Posted on 1 avril 2022 par Stéphane Vincent

Qu’est-ce qui pousse certain.e.s de nos voisin.es -en particulier depuis la pandémie- à prendre des initiatives pour favoriser l’entraide et le bien vivre ensemble, dynamiser le lien social au sein de leur quartier ou résidence -quitte, de temps en temps, à ré-interroger le rôle des pouvoirs publics ? Qui sont-ils/elles, qu’est-ce qui les motive, quels savoir-faire sont mobilisés, avec quels effets sur le voisinage ? Quels sont les mécanismes psychologiques, sociologiques mais aussi matériels à l’oeuvre ? Quels sont les critères de réussite, mais aussi les difficultés et les controverses qui sous-tendent ces initiatives ? Quelle rôle pour les acteurs publics et tout particulièrement les collectivités vis à vis de ces initiatives ?

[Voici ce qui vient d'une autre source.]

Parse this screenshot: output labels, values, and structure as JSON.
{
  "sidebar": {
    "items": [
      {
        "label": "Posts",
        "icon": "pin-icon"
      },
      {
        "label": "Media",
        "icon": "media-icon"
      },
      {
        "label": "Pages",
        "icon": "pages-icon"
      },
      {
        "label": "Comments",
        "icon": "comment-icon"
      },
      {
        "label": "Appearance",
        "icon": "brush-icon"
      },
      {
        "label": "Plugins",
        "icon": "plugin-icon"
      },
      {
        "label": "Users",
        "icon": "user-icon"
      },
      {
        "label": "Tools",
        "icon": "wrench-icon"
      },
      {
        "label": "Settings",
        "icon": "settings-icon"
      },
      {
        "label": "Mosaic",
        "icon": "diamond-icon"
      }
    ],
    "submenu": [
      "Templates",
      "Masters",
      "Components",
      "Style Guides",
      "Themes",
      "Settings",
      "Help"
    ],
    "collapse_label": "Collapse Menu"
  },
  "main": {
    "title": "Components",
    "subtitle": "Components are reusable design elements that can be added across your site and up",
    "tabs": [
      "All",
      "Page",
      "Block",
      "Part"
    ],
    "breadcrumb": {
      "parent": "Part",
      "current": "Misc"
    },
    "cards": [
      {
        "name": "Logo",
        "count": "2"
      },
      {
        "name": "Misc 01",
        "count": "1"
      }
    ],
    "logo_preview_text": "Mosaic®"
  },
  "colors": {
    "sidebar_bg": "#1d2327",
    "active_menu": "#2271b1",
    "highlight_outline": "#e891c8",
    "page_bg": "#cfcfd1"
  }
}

C’est ce que nous avons tenté de comprendre à travers une enquête de terrain conçue comme un « commun », menée en 2021 par Camille Arnodin, sociologue et militante rencontrée aux ex-Halles Civiques, dans le cadre d’un partenariat entre l’Institut Paris Région (représenté par Lucile Mettetal), l’Atelier Parisien d’urbanisme (Emilie Moreau), la Ville de Paris (Noémie Fompeyrine) et la 27e Région (Stéphane Vincent). 

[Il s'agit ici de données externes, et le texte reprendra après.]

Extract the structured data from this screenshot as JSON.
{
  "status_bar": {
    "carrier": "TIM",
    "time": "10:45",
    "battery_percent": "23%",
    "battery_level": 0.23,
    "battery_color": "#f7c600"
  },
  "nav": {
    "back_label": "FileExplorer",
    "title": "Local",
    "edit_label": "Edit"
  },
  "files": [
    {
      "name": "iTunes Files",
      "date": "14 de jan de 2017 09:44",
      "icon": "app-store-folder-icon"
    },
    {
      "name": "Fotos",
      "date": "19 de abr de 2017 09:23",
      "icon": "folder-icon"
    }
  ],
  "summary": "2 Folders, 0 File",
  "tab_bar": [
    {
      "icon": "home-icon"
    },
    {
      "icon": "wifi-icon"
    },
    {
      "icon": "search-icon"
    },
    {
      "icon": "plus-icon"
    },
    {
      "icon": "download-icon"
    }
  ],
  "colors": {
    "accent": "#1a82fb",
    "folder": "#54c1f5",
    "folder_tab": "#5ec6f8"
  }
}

Inspirés par la République des Hypervoisins (lien Facebook) dans le 14e arrondissement de Paris, nous avons choisi de focaliser nos recherches sur des initiatives plutôt instituées, portées par des habitants et prônant la convivialité comme un axe central. Outre la République des Hypervoisins, les initiatives étudiées comprenaient Quartier de soleil (17e, en quartier politique de la ville), l’association Saint Yves Nouvelle, créée pendant le confinement (14e), auxquels s’est ajoutée une exploration « flash » de l’amicale de locataires « Chez nous » (17e). 

L’enquête a donné lieu à des analyses documentaires, une quarantaine d’entretiens, un travail d’observation participante lors de nombreuses réunions et événements, l’analyse de dizaines de fils WhatsApp et réseaux sociaux, etc. Pour compléter ce travail de terrain, une séance de travail a également été organisée avec des chercheurs et experts des enjeux de voisinage, complétés par les enseignements issus de séminaires spécialisés -le colloque « être voisins » à Aubervilliers, le Parlement des liens au Centre Pompidou, etc.

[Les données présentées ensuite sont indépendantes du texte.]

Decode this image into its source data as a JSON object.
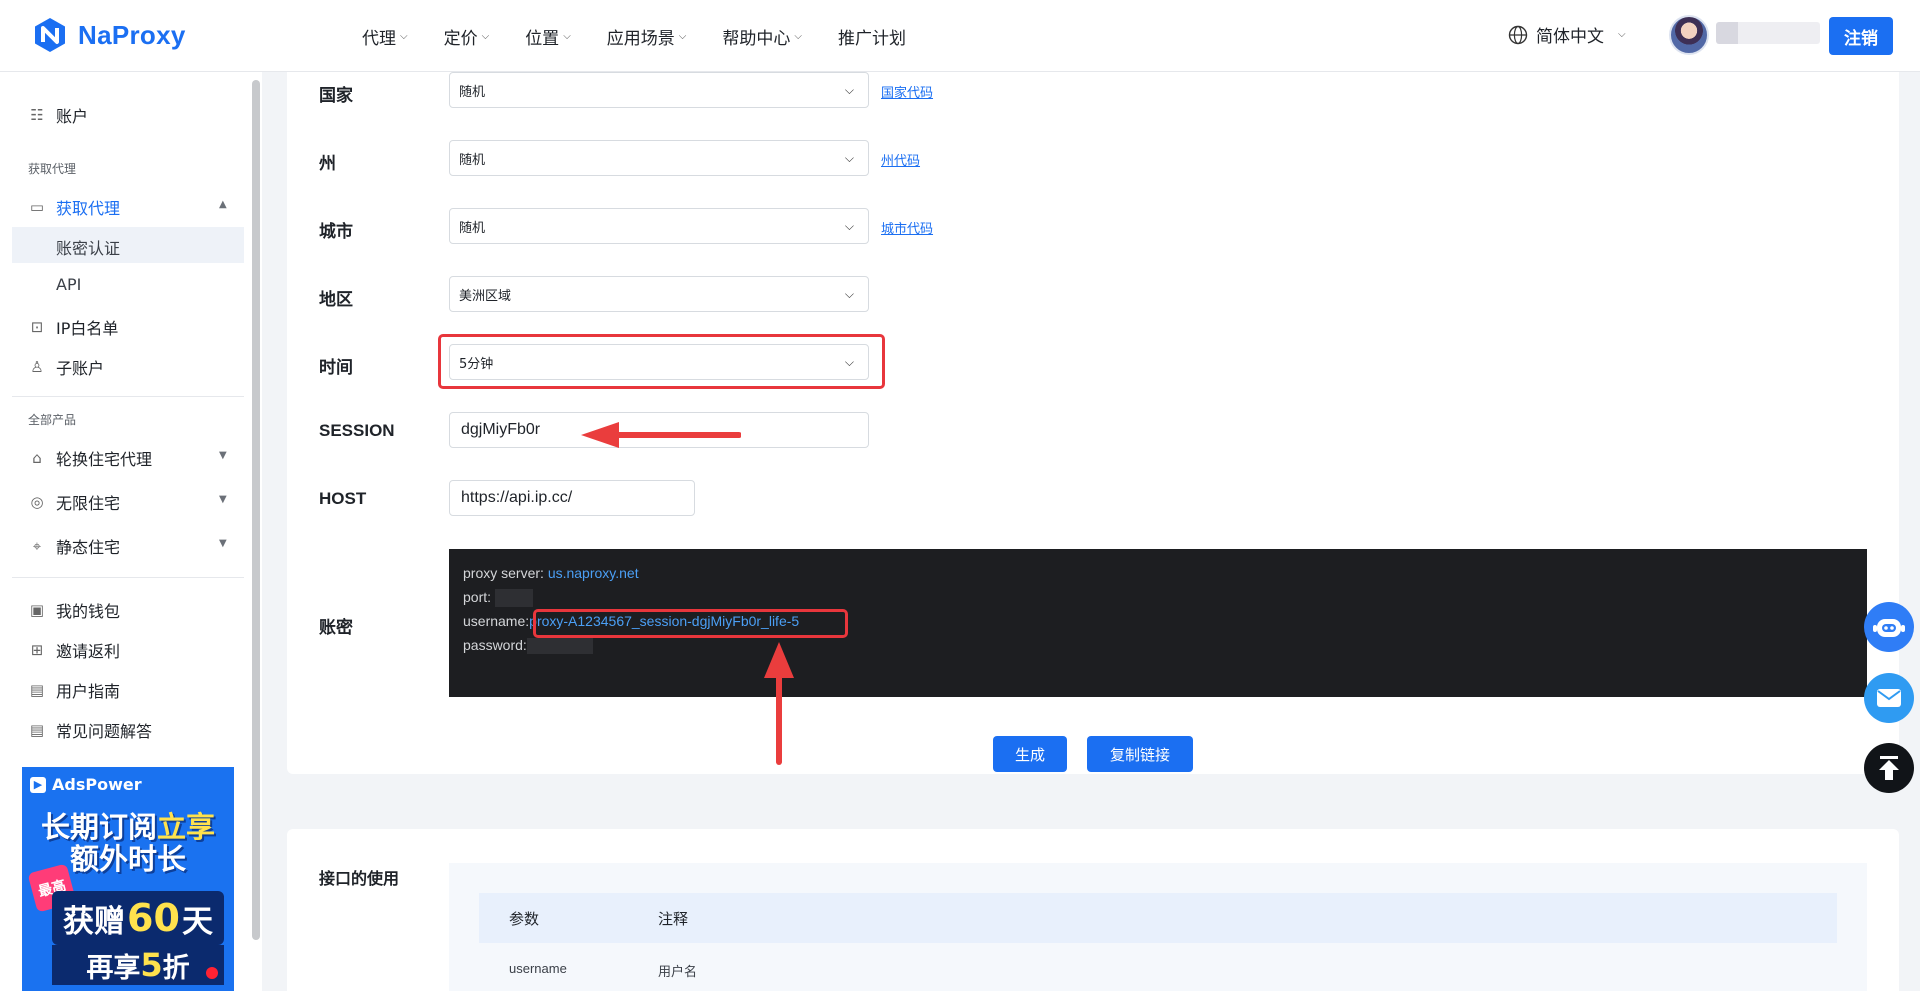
{
  "brand": {
    "name": "NaProxy",
    "color": "#1b6ff2"
  },
  "nav": {
    "items": [
      {
        "label": "代理",
        "has_dropdown": true
      },
      {
        "label": "定价",
        "has_dropdown": true
      },
      {
        "label": "位置",
        "has_dropdown": true
      },
      {
        "label": "应用场景",
        "has_dropdown": true
      },
      {
        "label": "帮助中心",
        "has_dropdown": true
      },
      {
        "label": "推广计划",
        "has_dropdown": false
      }
    ],
    "language": "简体中文",
    "logout_label": "注销"
  },
  "sidebar": {
    "account": "账户",
    "group_get_proxy": "获取代理",
    "get_proxy": "获取代理",
    "sub_auth": "账密认证",
    "sub_api": "API",
    "ip_whitelist": "IP白名单",
    "sub_accounts": "子账户",
    "group_all_products": "全部产品",
    "rotating_residential": "轮换住宅代理",
    "unlimited_residential": "无限住宅",
    "static_residential": "静态住宅",
    "wallet": "我的钱包",
    "referral": "邀请返利",
    "user_guide": "用户指南",
    "faq": "常见问题解答"
  },
  "ad": {
    "brand": "AdsPower",
    "line1_a": "长期订阅",
    "line1_b": "立享",
    "line2": "额外时长",
    "badge": "最高",
    "gift_a": "获赠",
    "gift_num": "60",
    "gift_b": "天",
    "discount_a": "再享",
    "discount_num": "5",
    "discount_b": "折"
  },
  "form": {
    "country": {
      "label": "国家",
      "value": "随机",
      "link": "国家代码"
    },
    "state": {
      "label": "州",
      "value": "随机",
      "link": "州代码"
    },
    "city": {
      "label": "城市",
      "value": "随机",
      "link": "城市代码"
    },
    "region": {
      "label": "地区",
      "value": "美洲区域"
    },
    "time": {
      "label": "时间",
      "value": "5分钟"
    },
    "session": {
      "label": "SESSION",
      "value": "dgjMiyFb0r"
    },
    "host": {
      "label": "HOST",
      "value": "https://api.ip.cc/"
    },
    "credentials_label": "账密"
  },
  "console": {
    "server_key": "proxy server:",
    "server_val": "us.naproxy.net",
    "port_key": "port:",
    "username_key": "username:",
    "username_val": "proxy-A1234567_session-dgjMiyFb0r_life-5",
    "password_key": "password:"
  },
  "buttons": {
    "generate": "生成",
    "copy_link": "复制链接"
  },
  "api_usage": {
    "title": "接口的使用",
    "headers": [
      "参数",
      "注释"
    ],
    "rows": [
      {
        "param": "username",
        "note": "用户名"
      }
    ]
  },
  "colors": {
    "accent": "#1b6ff2",
    "annotation": "#e8363c",
    "console_bg": "#1d1e21"
  }
}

L’ensemble des résultats sont accessibles depuis ce lien, mais nous avons choisi dans le présent billet de revenir sur les principaux enseignements.

EN RÉSUMÉ, LES PRINCIPAUX ENSEIGNEMENTS

Les initiateurs sont des habitants moteurs et motivés, reconnus pour leurs qualités humaines, leur investissement dans le collectif, leurs qualités en matière d’audace, de générosité et de dynamisme. Leur éthique est fondée sur l’optimisme, la bienveillance, la tolérance et leur posture non partisane. Ils disposent d’un capital social et de ressources personnelles à mettre au profit du projet.

Pas d’initiateurs sans facilitateurs. Ce sont souvent des élus impliqués, qui vont jouer un rôle facilitateur ou bien symbolique, par la reconnaissance, ou encore l’attention qu’ils vont porter à l’égalité de traitement ; ou bien les équipes de développement locales actives, qui sont en contact avec les acteurs de terrain ; les bailleurs sociaux à l’écoute, qui vont mettre à disposition un local, des supports de communication, voire soutenir financièrement les projets ; ou encore les gardiens d’immeuble les plus impliqués, qui seront des intermédiaires utiles pour les institutions et les collectifs d’habitants.

Des occasions créées pour se rencontrer. Tout peut être prétexte à se rencontrer et à créer de la convivialité (par exemple : un anniversaire) pour un moment festif et des repas partagés. Multiplier les occasions et diversifier leurs natures est un élément clé de réussite et de pérennité des collectifs. Mais encore faut-il en avoir les moyens… L’école publique de proximité est souvent le premier lieu où l’on découvre qu’il est possible de faire avec/pour les autres familles du quartier. 

Les liens se tissent dans le « faire ensemble ». C’est dans les gestes et la pratique en commun (jardiner, cuisiner, faire de la couture…) répétée que se fabriquent les liens, et que se fait l’apprentissage collectif.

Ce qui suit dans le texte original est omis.